Una mujer italiana de 55 años, identificada como «Libera», murió el miércoles mediante lo que se ha calificado como «suicidio asistido» tras más de dos años de batalla judicial y médica en Italia. La paciente, que padecía esclerosis múltiple y había quedado tetrapléjica, activó con la mirada una máquina diseñada específicamente para administrarle un fármaco letal, después de recibir autorización judicial del Tribunal de Florencia.
El caso reabre un debate de enorme calado político y moral en Italia: hasta qué punto el Estado y la justicia están facilitando mecanismos para provocar la muerte de pacientes en situaciones de extrema vulnerabilidad. Aunque la eutanasia sigue siendo ilegal, el suicidio asistido se permite en circunstancias muy concretas, lo que ha generado un marco ambiguo que algunos sectores están aprovechando para ampliar, en la práctica, sus límites.
La singularidad del caso radica en que la mujer no podía autoadministrarse el fármaco por sus propios medios. Para salvar ese obstáculo legal —que habría implicado la intervención directa de terceros y, por tanto, eutanasia—, el Consejo Nacional para la Investigación (CNR) desarrolló un dispositivo específico que permitía activar la inyección mediante un puntero ocular conectado a una bomba de infusión.
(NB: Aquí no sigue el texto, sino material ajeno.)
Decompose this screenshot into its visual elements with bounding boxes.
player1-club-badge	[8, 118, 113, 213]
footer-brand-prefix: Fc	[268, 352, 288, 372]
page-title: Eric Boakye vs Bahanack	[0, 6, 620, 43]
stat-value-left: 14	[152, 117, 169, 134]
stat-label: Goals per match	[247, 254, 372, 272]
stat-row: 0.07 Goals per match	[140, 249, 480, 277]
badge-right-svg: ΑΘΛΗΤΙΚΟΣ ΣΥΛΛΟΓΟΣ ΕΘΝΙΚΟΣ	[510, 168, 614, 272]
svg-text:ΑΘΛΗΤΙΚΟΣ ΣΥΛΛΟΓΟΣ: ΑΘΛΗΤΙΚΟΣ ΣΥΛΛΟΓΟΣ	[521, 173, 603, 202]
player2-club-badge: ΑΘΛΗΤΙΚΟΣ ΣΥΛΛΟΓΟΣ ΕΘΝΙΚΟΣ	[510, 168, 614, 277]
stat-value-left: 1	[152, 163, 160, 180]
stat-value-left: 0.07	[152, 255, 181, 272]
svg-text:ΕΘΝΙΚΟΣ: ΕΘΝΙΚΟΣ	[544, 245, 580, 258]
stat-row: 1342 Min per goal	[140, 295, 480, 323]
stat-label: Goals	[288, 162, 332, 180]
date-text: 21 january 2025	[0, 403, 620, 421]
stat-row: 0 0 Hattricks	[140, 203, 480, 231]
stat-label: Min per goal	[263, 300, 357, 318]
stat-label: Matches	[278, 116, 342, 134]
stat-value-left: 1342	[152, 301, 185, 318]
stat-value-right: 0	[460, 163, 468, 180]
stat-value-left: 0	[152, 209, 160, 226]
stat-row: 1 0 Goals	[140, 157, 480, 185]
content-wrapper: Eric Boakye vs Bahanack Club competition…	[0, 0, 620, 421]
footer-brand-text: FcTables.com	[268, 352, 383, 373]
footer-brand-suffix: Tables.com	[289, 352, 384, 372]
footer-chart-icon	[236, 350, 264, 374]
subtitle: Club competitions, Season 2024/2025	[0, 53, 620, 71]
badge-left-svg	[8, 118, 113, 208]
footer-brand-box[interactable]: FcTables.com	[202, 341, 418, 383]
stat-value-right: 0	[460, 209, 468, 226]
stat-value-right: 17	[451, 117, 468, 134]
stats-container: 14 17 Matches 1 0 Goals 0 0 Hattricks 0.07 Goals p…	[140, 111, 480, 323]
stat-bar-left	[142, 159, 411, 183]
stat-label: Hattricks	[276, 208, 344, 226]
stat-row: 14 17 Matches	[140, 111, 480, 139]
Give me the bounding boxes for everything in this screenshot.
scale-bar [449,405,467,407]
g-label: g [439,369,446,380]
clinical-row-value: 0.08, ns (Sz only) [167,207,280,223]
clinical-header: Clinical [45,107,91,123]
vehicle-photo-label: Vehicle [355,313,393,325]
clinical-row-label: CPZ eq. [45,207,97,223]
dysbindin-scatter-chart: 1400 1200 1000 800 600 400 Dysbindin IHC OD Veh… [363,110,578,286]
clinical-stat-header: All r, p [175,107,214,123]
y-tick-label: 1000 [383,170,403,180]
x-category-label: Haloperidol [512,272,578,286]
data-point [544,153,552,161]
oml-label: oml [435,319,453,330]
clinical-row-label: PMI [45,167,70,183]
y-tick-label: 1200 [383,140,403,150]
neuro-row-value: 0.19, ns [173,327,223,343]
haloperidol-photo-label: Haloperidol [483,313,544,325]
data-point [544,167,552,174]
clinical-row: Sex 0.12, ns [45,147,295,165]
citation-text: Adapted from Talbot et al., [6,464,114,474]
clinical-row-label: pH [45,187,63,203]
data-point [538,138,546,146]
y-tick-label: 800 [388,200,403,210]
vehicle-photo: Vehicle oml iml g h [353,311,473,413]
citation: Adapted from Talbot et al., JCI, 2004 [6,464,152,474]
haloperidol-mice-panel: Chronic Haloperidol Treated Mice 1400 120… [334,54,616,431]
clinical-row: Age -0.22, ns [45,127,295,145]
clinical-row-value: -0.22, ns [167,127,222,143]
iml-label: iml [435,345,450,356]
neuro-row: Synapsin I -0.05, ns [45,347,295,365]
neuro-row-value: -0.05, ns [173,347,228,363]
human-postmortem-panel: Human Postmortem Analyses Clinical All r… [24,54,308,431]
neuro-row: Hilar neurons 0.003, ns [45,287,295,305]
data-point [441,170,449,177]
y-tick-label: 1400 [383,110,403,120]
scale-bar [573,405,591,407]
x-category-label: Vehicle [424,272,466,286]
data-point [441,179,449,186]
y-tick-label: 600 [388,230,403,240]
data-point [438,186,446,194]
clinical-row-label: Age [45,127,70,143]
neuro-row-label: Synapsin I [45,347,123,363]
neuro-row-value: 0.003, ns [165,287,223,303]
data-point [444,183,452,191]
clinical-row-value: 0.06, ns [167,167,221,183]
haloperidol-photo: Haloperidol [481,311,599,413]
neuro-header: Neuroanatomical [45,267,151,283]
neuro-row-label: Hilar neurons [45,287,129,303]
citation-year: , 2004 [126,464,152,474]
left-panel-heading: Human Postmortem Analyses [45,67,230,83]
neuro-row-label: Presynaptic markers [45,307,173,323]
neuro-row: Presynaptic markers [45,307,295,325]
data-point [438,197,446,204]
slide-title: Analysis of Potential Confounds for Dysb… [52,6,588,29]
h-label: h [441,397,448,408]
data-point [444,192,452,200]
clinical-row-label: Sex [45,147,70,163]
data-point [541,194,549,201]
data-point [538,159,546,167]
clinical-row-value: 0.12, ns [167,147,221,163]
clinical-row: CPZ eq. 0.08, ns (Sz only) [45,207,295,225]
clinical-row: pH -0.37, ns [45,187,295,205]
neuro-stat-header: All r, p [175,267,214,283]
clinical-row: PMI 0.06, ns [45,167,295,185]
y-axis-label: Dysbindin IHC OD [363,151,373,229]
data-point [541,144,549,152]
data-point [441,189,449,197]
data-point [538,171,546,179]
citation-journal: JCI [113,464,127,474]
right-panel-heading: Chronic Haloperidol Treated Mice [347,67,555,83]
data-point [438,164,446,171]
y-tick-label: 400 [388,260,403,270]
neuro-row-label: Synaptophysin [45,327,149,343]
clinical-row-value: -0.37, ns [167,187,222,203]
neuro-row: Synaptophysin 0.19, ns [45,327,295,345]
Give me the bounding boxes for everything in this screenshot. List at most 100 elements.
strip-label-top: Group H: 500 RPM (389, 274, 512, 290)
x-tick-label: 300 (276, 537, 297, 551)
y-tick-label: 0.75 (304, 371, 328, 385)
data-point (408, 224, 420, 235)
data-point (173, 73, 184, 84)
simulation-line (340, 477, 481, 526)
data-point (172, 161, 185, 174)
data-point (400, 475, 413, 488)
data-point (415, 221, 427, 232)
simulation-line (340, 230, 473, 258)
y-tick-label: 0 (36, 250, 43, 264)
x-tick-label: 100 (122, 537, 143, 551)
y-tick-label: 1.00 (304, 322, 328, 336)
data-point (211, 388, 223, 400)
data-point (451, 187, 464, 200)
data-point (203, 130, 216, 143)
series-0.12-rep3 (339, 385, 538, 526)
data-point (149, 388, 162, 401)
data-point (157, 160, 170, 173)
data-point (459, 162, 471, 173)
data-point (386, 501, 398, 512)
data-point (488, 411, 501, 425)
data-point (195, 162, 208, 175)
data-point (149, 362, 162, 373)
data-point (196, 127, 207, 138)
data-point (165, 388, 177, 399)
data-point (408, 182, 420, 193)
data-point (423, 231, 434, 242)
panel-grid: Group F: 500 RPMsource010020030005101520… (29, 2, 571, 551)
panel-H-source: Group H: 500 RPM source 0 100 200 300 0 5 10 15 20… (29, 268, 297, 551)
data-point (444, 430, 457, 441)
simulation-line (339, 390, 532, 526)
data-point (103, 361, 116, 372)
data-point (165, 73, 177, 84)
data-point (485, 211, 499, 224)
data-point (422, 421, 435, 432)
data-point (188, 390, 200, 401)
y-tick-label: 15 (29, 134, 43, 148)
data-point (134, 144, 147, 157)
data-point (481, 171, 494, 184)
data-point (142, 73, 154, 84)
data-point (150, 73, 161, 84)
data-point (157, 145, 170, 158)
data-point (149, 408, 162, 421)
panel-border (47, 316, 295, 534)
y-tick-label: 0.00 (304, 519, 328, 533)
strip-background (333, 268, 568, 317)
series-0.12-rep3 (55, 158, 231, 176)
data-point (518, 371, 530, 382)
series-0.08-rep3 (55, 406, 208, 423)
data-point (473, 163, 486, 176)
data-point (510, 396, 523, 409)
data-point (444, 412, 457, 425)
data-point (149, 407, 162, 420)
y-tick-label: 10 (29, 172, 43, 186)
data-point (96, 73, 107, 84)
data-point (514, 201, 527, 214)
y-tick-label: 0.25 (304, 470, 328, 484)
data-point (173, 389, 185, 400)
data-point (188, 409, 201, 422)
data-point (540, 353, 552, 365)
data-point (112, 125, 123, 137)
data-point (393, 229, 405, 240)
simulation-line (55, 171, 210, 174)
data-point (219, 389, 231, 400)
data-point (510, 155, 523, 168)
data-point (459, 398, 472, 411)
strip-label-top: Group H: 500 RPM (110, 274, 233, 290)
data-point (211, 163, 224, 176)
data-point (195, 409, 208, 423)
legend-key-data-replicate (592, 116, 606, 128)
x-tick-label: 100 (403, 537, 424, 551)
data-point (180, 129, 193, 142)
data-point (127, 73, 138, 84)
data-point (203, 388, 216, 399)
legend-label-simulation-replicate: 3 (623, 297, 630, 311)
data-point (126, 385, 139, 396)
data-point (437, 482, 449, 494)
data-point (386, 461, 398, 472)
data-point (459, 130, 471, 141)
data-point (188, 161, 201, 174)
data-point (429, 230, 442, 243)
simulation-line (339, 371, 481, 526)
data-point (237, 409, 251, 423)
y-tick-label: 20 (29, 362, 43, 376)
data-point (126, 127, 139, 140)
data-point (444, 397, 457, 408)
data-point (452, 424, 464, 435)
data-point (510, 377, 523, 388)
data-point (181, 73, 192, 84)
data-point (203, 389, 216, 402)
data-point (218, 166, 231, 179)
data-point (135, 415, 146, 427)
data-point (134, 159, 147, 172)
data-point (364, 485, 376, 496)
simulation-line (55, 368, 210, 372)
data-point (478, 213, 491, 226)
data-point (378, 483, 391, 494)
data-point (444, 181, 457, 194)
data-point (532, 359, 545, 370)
El proceso comenzó en marzo de 2024, cuando la paciente solicitó acceder a este procedimiento. Las autoridades sanitarias de Toscana rechazaron inicialmente su petición al considerar que no cumplía los requisitos técnicos exigidos. Sin embargo, la vía judicial terminó abriendo una solución que, en la práctica, ha permitido ejecutar el procedimiento mediante el desarrollo de tecnología a medida.
El Tribunal Constitucional reiteró la prohibición de la eutanasia, pero avaló la posibilidad del suicidio asistido si se cumplían determinadas condiciones. A partir de esa interpretación, se impulsó la creación de la máquina que finalmente permitió la administración del fármaco letal.
El dispositivo, financiado con recursos públicos por orden judicial, fue probado en el domicilio de la paciente antes de su uso definitivo. Tras varios ajustes técnicos, quedó operativo días antes de su muerte.
El caso pone de relieve un vacío legal que trasciende lo jurídico y entra de lleno en el terreno político: Italia carece de una ley nacional que regule de forma clara estos supuestos, lo que deja en manos de los tribunales decisiones de enorme trascendencia. El propio Tribunal Constitucional ha instado en varias ocasiones al Parlamento a legislar, sin que hasta ahora se haya alcanzado un acuerdo.
Más allá del caso concreto, la cuestión de fondo es evidente: la utilización de ingeniería legal y tecnológica para sortear una prohibición expresa. La creación de dispositivos específicos para permitir la administración de fármacos letales plantea interrogantes sobre el papel de las instituciones y los límites de la medicina, en un contexto en el que el Parlamento mantiene bloqueada desde hace años una ley sobre muerte asistida.
El precedente marca un punto de inflexión en Italia y abre un debate que ya no es solo jurídico, sino profundamente político: si el sistema debe orientarse a acompañar y cuidar al paciente o a facilitar, cada vez con menos barreras, el acceso a la muerte.